When this kind of posturing comes from politicians vying for votes in an election year, it’s harder to laugh. The reigning bogus good ole boy in public life remains the blue-blood president, an heir to large and aristocratic fortunes on both the Bush and Walker sides of his family. Unlike his father, he is not about to be caught asking for ‘‘a splash more coffee.’’
On the eve of his visit to London this week, he hit a characteristically phony note when he told an interviewer, ‘‘I never dreamt when I was living in Midland, Texas, that I would be staying in Buckingham Palace.’’ George Bush, who was born in New Haven, Connecticut, lived in Midland until only the age of 15 before moving on to such hick venues as Andover, Yale and Harvard, when not vacationing in family compounds.
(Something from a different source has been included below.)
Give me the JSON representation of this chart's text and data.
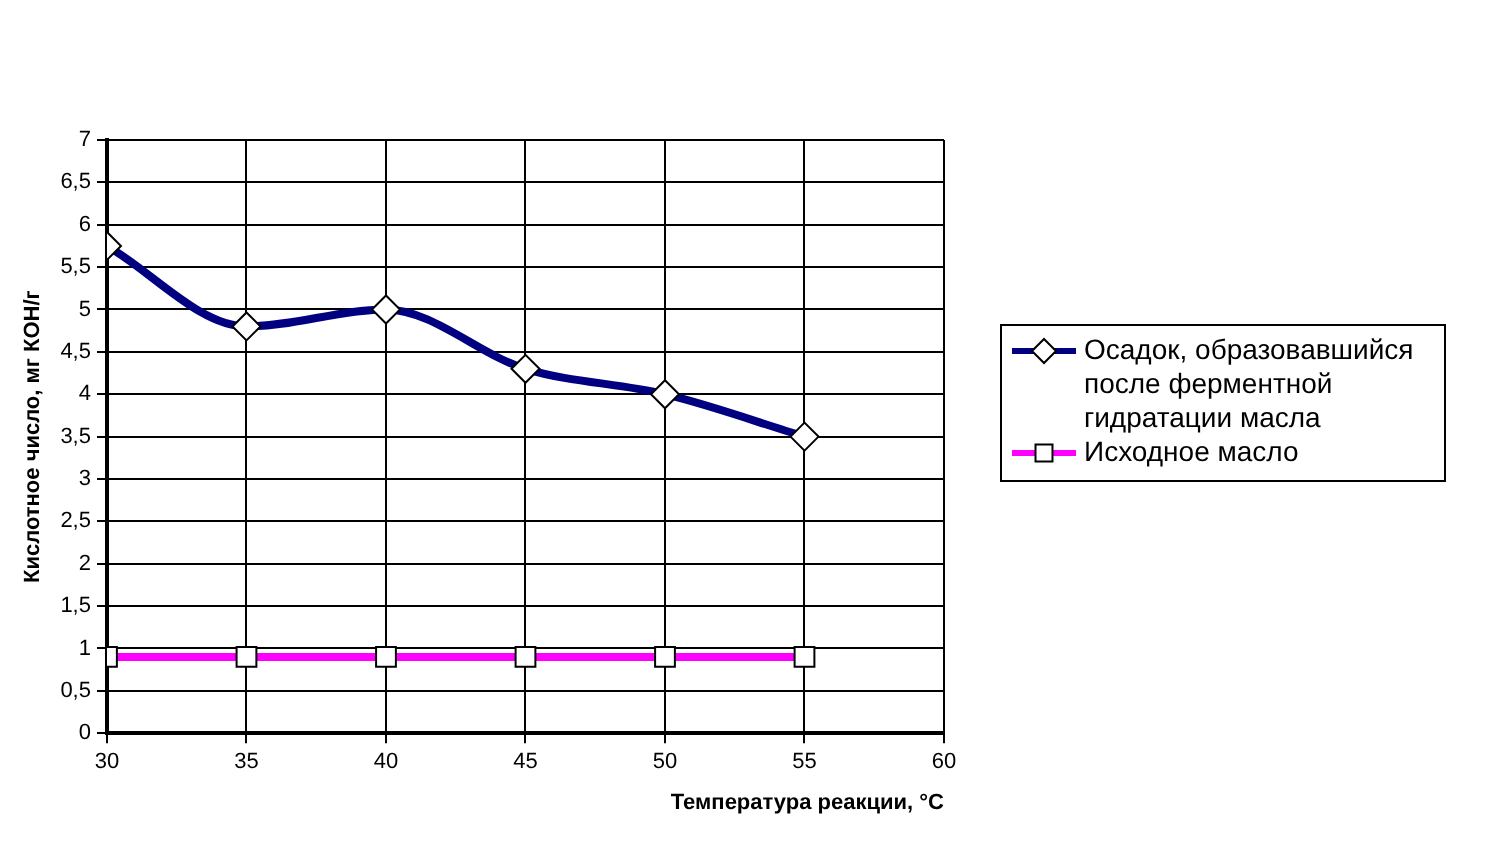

Rich Democrats vying to replace him are merely less effective purveyors of the same aw-shucks nonsense. John Kerry is a Boston Brahmin (mother was a Forbes) and a multi-millionaire in his own right before marrying a half-a-billionaire. Like the president, he’s a Yalie. But in his desperation to save a campaign whose poll numbers are floundering he has taken to shooting game and playing hockey with firemen in Iowa.
Howard Dean is more forthright about his Yale and Park Avenue pedigree — up to a point. On his Web site, his privileged upbringing goes unmentioned, and in the recent ‘‘Rock the Vote’’ debate on CNN he said he had gone to ‘‘a college in New Haven, Connecticut.’’ But in his own campaign manifesto, ‘‘Winning Back America,’’ he does own up to privilege before moving on to describe his youthful playground of East Hampton, Long Island, as a veritable Levittown with ‘‘people of every background living there throughout the year.’’
The sheer dishonesty of these wealthy politicians only increases my admiration for Jamie Johnson, the 24-year-old heir to the Johnson & Johnson fortune whose justly praised documentary ‘‘Born Rich’’ has its final HBO showing Sunday night. Johnson did something no one had done before: He got his rich contemporaries, from families with names like Trump, Newhouse, Bloomberg, Vanderbilt and Whitney, to let a camera into their closed world, embarrassing excesses and all.
There has never been an inside look at the wealthy quite like it on screen. What drove him to do it? ‘‘Being afraid to talk about money in a wealth-driven society is a strange paradox,’’ Johnson said in an interview. ‘‘Why not face the realities of your culture honestly and fairly?’’
His movie casts America’s disingenuousness about wealth in a new light, but then again, so do Hilton’s misadventures in the Ozarks. Are her exhibitionist efforts any less ridiculous than those of rich men purporting to be hayseeds while campaigning for president among the livestock in Iowa? At least Hilton doesn’t want to run the country — not yet, anyway.